The increasing availability of large text databases has facilitated the study of the statistical regularities embedded in language, including literary subtleties such as the analysis of a novel's plot, traditionally restricted to qualitative assessments (Moretti, 2005). Here we set out to develop a consistent analytic framework to measure the degree of introspection in extant texts spanning the Axial Age. With this tool, we tested the hypothesis of a “quantum leap” in the narrative during this transitional period, more generally, the possibility of measuring a cultural history of introspection.
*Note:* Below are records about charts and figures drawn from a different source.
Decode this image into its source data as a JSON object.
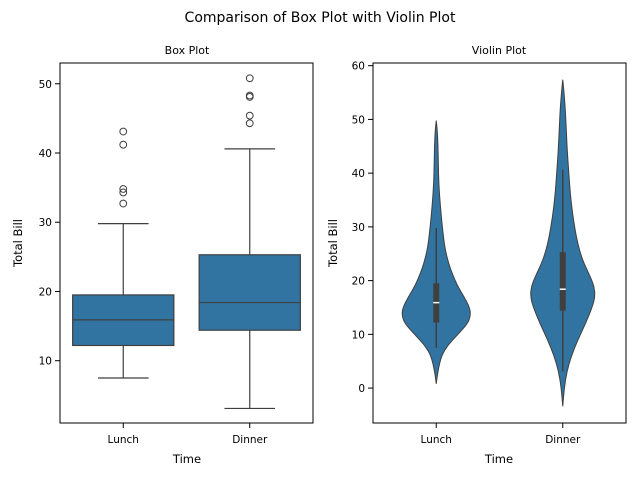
{
  "figure": {
    "title": "Comparison of Box Plot with Violin Plot",
    "fill_color": "#3274a1",
    "line_color": "#3f3f3f"
  },
  "chart_data": [
    {
      "type": "box",
      "title": "Box Plot",
      "xlabel": "Time",
      "ylabel": "Total Bill",
      "categories": [
        "Lunch",
        "Dinner"
      ],
      "ylim": [
        1,
        53
      ],
      "yticks": [
        10,
        20,
        30,
        40,
        50
      ],
      "grid": false,
      "boxes": [
        {
          "category": "Lunch",
          "whisker_low": 7.5,
          "q1": 12.2,
          "median": 15.9,
          "q3": 19.5,
          "whisker_high": 29.8,
          "outliers": [
            32.7,
            34.3,
            34.8,
            41.2,
            43.1
          ]
        },
        {
          "category": "Dinner",
          "whisker_low": 3.1,
          "q1": 14.4,
          "median": 18.4,
          "q3": 25.3,
          "whisker_high": 40.6,
          "outliers": [
            44.3,
            45.4,
            48.1,
            48.3,
            50.8
          ]
        }
      ]
    },
    {
      "type": "violin",
      "title": "Violin Plot",
      "xlabel": "Time",
      "ylabel": "Total Bill",
      "categories": [
        "Lunch",
        "Dinner"
      ],
      "ylim": [
        -6.5,
        60.5
      ],
      "yticks": [
        0,
        10,
        20,
        30,
        40,
        50,
        60
      ],
      "grid": false,
      "violins": [
        {
          "category": "Lunch",
          "min": 0.8,
          "max": 49.8,
          "profile": [
            [
              0.8,
              0.0
            ],
            [
              3,
              0.03
            ],
            [
              6,
              0.1
            ],
            [
              8,
              0.23
            ],
            [
              10,
              0.43
            ],
            [
              12,
              0.62
            ],
            [
              13.5,
              0.68
            ],
            [
              15,
              0.66
            ],
            [
              17,
              0.55
            ],
            [
              19,
              0.42
            ],
            [
              21,
              0.33
            ],
            [
              23,
              0.25
            ],
            [
              26,
              0.17
            ],
            [
              30,
              0.12
            ],
            [
              34,
              0.08
            ],
            [
              38,
              0.05
            ],
            [
              42,
              0.04
            ],
            [
              45,
              0.035
            ],
            [
              48,
              0.02
            ],
            [
              49.8,
              0.0
            ]
          ],
          "q1": 12.2,
          "median": 15.9,
          "q3": 19.5,
          "whisker_low": 7.5,
          "whisker_high": 29.8
        },
        {
          "category": "Dinner",
          "min": -3.4,
          "max": 57.4,
          "profile": [
            [
              -3.4,
              0.0
            ],
            [
              0,
              0.03
            ],
            [
              3,
              0.08
            ],
            [
              6,
              0.17
            ],
            [
              9,
              0.3
            ],
            [
              12,
              0.45
            ],
            [
              15,
              0.58
            ],
            [
              17,
              0.64
            ],
            [
              19,
              0.62
            ],
            [
              21,
              0.53
            ],
            [
              23,
              0.43
            ],
            [
              25,
              0.35
            ],
            [
              28,
              0.27
            ],
            [
              32,
              0.2
            ],
            [
              36,
              0.15
            ],
            [
              40,
              0.12
            ],
            [
              44,
              0.09
            ],
            [
              48,
              0.07
            ],
            [
              52,
              0.05
            ],
            [
              55,
              0.025
            ],
            [
              57.4,
              0.0
            ]
          ],
          "q1": 14.4,
          "median": 18.4,
          "q3": 25.3,
          "whisker_low": 3.1,
          "whisker_high": 40.6
        }
      ]
    }
  ]
}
We understand meaning in language as arising from the mutual dependencies of concepts, in a holistic fashion (Quine, 1951; Cancho and Sole, 2001; Sigman and Cecchi, 2002). Hence, our challenge is not merely to count the occurrence of a given word (for example, introspection) in a historical corpus but, instead, to measure the extent to which a concept, in its distributed semantic sense (as captured, for instance, in dictionaries, and thesauri), is represented in the text. Several methods have been introduced to identify regularities and obtain a notion of semantic proximity (Lund and Burgess, 1996; Patwardhan et al., 2003; Pedersen et al., 2004; Fellbaum, 2010). One of the more widely used resources is Latent Semantic Analysis (LSA) (Deerwester et al., 1990). LSA assumes that semantically related words will necessarily co-occur in texts with coherent topics. For a concept such as introspection to convey meaning, it must evoke a large array of related concepts or “images” in the mind. Conversely, semantically related words can convey the meaning of introspection without the word itself being present in a text. This is particularly relevant for our study of classical literature, as we do not expect words representing higher-order concepts such as introspection to be present in the Bible or Homer at all. That is, the use of semantic similarity analysis allows us to measure the relatedness of a classical text to a concept with no explicit word at the time.

Our goal in the present study is to quantify the incidence of introspective topics in Axial Age literature, and uncover its cultural history.